I – Une note du CSP attaquant les fondements de la maternelle

En décembre 2020, le Conseil Supérieur des Programmes (CSP) a soulevé l’indignation de la communauté éducative en diffusant, sans aucune consultation préalable, une note d’orientations sur le programme de la maternelle qui remettait en cause les fondements mêmes de l’école première.
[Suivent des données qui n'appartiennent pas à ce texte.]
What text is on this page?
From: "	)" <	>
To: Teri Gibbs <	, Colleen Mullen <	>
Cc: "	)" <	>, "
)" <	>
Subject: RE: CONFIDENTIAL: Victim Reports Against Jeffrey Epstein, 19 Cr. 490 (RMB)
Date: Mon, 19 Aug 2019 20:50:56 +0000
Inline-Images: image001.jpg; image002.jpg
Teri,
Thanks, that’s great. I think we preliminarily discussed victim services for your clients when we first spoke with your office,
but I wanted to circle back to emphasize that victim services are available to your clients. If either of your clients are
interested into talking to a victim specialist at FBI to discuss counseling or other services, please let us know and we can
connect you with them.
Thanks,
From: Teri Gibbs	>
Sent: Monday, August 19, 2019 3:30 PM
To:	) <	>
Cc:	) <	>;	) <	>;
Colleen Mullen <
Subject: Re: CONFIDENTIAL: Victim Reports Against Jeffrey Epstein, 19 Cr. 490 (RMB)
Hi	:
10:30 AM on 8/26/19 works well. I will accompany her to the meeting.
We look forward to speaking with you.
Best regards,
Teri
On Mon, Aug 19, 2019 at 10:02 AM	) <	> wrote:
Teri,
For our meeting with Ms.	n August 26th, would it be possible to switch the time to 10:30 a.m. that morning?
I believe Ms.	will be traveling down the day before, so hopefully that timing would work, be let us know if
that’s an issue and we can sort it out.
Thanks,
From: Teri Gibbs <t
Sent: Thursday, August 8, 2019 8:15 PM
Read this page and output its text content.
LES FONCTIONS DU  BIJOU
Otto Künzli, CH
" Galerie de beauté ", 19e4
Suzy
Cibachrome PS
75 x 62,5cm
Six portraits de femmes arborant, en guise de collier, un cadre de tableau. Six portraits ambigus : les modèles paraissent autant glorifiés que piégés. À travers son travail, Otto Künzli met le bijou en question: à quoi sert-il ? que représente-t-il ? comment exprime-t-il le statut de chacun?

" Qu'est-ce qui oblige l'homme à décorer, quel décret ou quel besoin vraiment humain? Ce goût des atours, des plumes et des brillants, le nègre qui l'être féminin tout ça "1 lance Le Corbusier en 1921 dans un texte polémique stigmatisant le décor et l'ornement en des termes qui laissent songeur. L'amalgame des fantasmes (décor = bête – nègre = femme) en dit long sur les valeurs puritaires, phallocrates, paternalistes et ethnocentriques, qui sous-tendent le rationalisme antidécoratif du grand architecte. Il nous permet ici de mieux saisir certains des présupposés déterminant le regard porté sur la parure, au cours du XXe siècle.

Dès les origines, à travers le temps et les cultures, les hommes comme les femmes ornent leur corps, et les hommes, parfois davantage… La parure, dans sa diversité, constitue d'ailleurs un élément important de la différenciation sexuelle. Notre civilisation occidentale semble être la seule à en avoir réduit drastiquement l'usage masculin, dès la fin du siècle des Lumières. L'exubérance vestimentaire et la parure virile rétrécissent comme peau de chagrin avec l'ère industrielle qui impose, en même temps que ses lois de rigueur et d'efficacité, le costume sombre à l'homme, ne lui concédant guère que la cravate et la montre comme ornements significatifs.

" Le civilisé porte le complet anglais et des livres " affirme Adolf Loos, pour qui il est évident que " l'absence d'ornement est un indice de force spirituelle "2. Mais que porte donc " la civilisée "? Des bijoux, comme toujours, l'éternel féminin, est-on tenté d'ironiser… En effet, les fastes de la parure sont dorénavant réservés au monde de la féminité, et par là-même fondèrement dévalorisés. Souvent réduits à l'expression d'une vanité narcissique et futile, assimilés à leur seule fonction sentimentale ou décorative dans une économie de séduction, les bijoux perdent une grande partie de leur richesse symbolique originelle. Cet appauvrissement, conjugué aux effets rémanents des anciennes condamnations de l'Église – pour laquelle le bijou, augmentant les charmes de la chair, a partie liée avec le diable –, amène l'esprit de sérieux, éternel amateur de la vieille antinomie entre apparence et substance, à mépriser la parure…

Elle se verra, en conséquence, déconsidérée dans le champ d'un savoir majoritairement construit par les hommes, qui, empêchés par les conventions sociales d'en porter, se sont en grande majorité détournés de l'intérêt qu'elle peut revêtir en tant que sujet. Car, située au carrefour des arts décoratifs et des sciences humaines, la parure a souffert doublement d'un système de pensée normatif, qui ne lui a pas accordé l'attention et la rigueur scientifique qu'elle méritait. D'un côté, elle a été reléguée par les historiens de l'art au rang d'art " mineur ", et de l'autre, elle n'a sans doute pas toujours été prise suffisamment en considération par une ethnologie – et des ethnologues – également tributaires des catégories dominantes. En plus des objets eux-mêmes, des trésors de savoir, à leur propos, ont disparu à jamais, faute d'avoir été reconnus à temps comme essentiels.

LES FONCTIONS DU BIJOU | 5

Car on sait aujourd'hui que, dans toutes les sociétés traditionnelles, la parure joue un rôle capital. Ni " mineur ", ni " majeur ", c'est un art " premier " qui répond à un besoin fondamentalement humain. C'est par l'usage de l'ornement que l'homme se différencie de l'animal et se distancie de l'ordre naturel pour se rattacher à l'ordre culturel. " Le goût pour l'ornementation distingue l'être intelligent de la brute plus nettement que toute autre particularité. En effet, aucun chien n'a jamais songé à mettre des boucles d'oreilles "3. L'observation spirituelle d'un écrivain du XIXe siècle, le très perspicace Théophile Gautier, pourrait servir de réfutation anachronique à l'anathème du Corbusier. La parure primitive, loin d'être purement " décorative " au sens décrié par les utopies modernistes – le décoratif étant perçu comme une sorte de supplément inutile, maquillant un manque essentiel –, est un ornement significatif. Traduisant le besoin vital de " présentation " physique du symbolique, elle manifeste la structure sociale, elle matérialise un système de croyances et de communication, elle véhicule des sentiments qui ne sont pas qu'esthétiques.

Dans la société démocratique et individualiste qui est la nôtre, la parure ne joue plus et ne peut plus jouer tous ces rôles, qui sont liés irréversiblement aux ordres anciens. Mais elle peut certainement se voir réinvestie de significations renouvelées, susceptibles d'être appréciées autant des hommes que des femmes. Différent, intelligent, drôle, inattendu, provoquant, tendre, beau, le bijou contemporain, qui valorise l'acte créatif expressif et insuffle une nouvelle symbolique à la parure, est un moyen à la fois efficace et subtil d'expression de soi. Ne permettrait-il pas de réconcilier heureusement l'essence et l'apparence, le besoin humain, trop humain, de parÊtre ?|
Le SNUipp-FSU a produit un décryptage complet de cette note et en a immédiatement dénoncé publiquement les orientations idéologiques néfastes :

  • Resserrement sur les fondamentaux et subordination de la maternelle à la préparation du CP et des évaluations nationales (instrumentalisées pour disqualifier le programme 2015) ;
  • Renoncement à l’évaluation positive ;
  • Jeu « scolarisé » au service de l’apprentissage de la langue française, facteur de cohésion nationale ;
  • Mise au pas de la professionnalité enseignante sommée de « se conformer à des protocoles précis » ;
  • Précocité outrancière des apprentissages à travers les attendus de fin de cycle (comptage jusqu’à 100, de 10 en 10, décomposition 10 + 3…) et l’importation d’outils de l’élémentaire (cahier de mots, schéma, carnet d’expériences…).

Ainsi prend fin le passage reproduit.